Einen dagegen erhobenen Rekurs des Betroffenen wies das Landesgericht für Zivilrechtssachen Wien als unzulässig zurück. Ein außerordentlicher Revisionsrekurs des Betroffenen wurde vom Obersten Gerichtshof mit Beschluss vom 9. 11. 2006 zurückgewiesen (6 Ob 251/06i).
Rechtliche Beurteilung
Nach § 111 Abs 2 JN bedarf die Übertragung der Zuständigkeit im Fall der Weigerung des anderen Gerichtes zu ihrer Wirksamkeit der Genehmigung des den beiden Gerichten zunächst übergeordneten gemeinsamen höheren Gerichtes, im vorliegenden Fall sohin des Obersten Gerichtshofs.

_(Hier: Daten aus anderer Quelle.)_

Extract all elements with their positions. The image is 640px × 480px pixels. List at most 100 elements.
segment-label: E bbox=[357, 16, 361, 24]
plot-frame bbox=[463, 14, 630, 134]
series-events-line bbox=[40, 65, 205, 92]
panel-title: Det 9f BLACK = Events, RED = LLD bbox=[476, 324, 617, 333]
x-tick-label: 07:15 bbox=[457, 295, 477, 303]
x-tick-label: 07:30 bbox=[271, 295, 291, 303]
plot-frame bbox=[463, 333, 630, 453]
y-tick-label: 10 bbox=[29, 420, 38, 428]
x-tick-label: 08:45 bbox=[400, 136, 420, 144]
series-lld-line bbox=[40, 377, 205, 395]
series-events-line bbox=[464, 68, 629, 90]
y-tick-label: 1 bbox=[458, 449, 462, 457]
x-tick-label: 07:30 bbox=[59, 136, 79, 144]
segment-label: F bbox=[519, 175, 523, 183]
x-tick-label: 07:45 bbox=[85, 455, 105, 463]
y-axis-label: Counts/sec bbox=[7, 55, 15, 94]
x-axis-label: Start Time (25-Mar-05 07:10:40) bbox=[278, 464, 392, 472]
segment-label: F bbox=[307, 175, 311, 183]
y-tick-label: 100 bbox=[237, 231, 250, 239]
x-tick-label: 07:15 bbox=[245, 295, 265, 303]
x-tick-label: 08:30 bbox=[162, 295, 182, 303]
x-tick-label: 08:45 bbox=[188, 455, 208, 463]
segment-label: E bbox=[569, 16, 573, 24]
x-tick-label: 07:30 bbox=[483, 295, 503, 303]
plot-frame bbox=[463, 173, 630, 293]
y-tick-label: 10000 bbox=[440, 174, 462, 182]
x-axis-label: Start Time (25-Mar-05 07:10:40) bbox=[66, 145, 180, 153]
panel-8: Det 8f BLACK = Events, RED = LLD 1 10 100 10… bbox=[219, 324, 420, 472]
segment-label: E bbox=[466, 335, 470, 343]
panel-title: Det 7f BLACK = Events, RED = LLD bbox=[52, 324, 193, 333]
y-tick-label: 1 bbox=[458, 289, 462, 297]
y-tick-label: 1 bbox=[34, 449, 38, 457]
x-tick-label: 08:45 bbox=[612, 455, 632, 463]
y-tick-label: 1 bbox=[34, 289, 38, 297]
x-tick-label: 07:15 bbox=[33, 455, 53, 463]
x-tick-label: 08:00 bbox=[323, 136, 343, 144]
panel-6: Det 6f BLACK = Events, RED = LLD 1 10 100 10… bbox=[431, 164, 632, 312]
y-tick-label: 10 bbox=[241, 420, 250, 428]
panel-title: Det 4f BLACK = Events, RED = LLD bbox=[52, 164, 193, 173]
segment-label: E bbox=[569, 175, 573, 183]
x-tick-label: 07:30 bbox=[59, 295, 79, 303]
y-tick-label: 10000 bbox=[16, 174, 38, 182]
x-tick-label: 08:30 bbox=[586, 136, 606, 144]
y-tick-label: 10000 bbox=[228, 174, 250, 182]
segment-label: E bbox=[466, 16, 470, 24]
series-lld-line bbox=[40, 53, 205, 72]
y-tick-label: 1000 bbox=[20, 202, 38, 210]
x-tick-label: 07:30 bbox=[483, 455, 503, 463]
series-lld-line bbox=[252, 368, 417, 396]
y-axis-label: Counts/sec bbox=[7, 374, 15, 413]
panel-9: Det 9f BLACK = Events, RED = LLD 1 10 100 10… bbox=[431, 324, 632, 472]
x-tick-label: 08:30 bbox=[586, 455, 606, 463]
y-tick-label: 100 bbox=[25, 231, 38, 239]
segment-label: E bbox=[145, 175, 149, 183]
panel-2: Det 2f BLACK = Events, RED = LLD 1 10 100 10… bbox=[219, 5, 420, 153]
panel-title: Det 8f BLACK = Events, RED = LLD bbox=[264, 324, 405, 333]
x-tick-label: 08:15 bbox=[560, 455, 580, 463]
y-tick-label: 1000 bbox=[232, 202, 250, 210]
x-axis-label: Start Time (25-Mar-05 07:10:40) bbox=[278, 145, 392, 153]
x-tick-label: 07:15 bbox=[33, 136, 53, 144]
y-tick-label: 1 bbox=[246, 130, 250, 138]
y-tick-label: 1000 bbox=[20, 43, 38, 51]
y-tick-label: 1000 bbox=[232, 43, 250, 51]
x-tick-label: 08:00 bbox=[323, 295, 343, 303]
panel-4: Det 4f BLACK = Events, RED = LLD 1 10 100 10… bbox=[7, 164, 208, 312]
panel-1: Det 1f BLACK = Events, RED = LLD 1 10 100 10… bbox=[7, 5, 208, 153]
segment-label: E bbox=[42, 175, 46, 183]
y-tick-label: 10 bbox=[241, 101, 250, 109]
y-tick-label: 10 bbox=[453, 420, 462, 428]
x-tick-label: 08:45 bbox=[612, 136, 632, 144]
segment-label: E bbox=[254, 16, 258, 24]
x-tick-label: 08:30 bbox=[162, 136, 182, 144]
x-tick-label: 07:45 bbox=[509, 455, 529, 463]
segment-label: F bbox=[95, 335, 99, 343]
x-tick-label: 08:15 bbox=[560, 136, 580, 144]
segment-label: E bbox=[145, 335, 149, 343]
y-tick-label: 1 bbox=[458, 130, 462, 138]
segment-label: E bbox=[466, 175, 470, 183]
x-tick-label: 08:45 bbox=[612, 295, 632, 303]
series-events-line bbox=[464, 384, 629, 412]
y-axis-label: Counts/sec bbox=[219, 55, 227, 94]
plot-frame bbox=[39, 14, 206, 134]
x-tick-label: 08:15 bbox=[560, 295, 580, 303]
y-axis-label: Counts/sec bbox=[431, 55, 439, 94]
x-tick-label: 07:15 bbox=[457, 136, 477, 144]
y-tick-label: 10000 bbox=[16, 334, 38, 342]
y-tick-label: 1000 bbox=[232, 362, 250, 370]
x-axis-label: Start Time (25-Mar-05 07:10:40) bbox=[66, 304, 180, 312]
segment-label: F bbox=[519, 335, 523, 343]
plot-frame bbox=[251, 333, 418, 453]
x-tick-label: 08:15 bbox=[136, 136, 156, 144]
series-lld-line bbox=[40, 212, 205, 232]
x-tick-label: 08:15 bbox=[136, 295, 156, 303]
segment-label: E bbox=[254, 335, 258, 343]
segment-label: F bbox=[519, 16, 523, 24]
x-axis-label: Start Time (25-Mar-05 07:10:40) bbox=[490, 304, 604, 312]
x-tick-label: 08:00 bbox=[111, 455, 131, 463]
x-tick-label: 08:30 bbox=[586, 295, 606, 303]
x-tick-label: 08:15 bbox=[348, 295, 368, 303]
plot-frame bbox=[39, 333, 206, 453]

Gemäß § 111 Abs 1 JN kann das Pflegschaftsgericht seine Zuständigkeit einem anderen Gericht übertragen, wenn dies im Interesse des Pflegebefohlenen gelegen erscheint. Dies ist in der Regel dann der Fall, wenn der Mittelpunkt der Lebensführung des Pflegebefohlenen im Sprengel jenes Gerichtes liegt, an das die Zuständigkeit übertragen wird. Entscheidend ist immer das Wohl des Pflegebefohlenen, das nach den im Einzelfall gegebenen Umständen zu beurteilen ist (RIS-Justiz RS0047300; 3 Nc 6/06x). Nach der Aktenlage kann keinem Zweifel unterliegen, dass sich der Mittelpunkt der Lebensführung des Betroffenen derzeit in Wien befindet; dies wird vom Betroffenen auch so empfunden. Die Angaben des Betroffenen (ON 84), er müsse nur mehr alle zwei Wochen zu einer Kontrolluntersuchung in das Spital und wohne im Übrigen wieder in 1040 Wien, *****, werden durch die vorliegenden Erhebungsergebnisse bestätigt. Nach telefonischer Auskunft des Krankenhauses wurde der Betroffene am 24. 5. 2006 in häusliche Pflege entlassen; er habe mehrfach und ausdrücklich den Wunsch geäußert, in seine Wohnung in 1040 Wien zurückkehren zu wollen. Als Voraussetzung für seine Entlassung sei eine mobile Krankenschwester sowie Heimhilfe organisiert worden (ON 40). Dass einzelne Beschlüsse dem Betroffenen tatsächlich in Graz zugestellt werden konnten (vgl die Rückscheine zu ON 73), steht dem nicht zwingend entgegen, weil daraus kein Rückschluss auf den - rechtlich allein ausschlaggebenden - Mittelpunkt der Lebensführung des Betroffenen zu ziehen ist.
Damit liegen im vorliegenden Fall aber die Voraussetzungen des § 111 Abs 1 JN vor, sodass spruchgemäß zu entscheiden war.